György Pálfi made the mash-up to end all mash-ups, the supercut that puts every other effort to shame. His 85 minute montage is billed as the ultimate love story, and it is hard to argue with that. Final Cut: Ladies and Gentlemen was cobbled together using shots from roughly 500 classic films. The result is a triumphant piece of recycled art: a perfectly coherent tale of boy meets girl, boy loses girl, boy regains girl.


Final Cut is first and foremost a feature film, and is meant to be as entertaining as the movies it sourced its images from. But at the same time, this metafilm also functions as a feature length essay. It lays bare the many recurring narrative tropes and the syntactic rules that govern commercial filmmaking.


The mere fact that Pálfi is able to piece together a comprehensible narrative from so many differing pieces of film, is testament to the universality of its storyline. A story that has been told countless times, often in roughly the same narrative form.


In addition, it proves the power of the continuity editing style. The filmmakers seamlessly edit together shots from wildly differing movies and eras. By respecting some basic editing rules (specifically the match on action, and where possible also the dramatic axis), the resulting mishmash feels and looks remarkably fluent.

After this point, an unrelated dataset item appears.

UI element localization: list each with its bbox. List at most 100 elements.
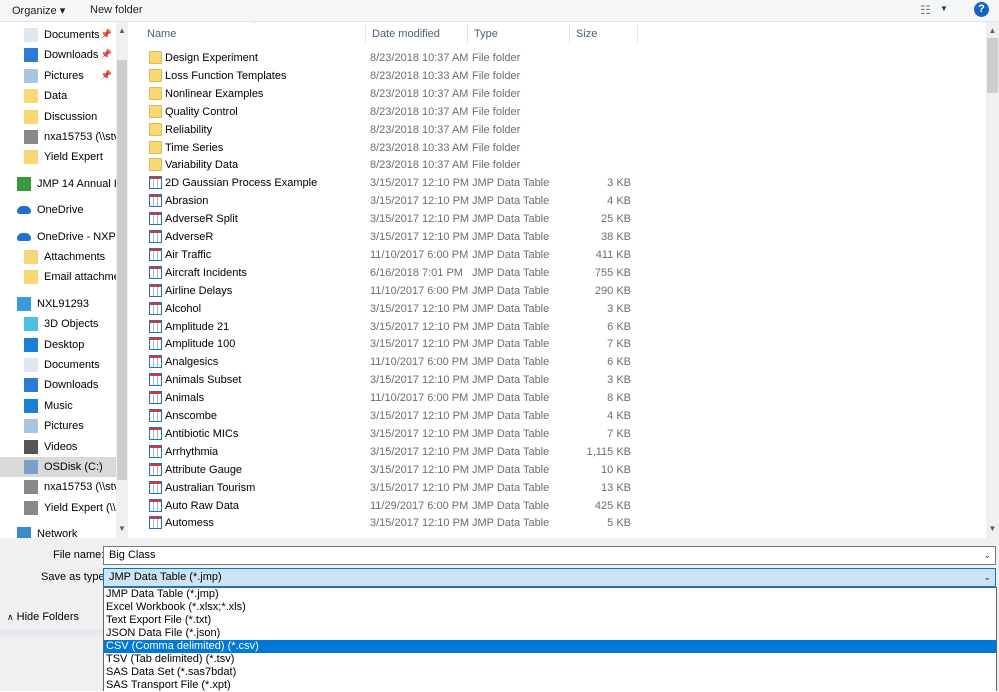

In other regards, this narrative supercut violates filmmaking rules that appeared set in stone. But it gets away with it. Exactly how it accomplishes that is explained in Miklos Kiss‘ thorough, stimulating and insightful essay Creativity Beyond Originality: György Pálfi’s Final Cut as Narrative Supercut, published in Senses of Cinema. Fittingly, Kiss also made a ‘videographic adaptation’ of his own text, which you can watch on Vimeo. Judge for yourself what format works best.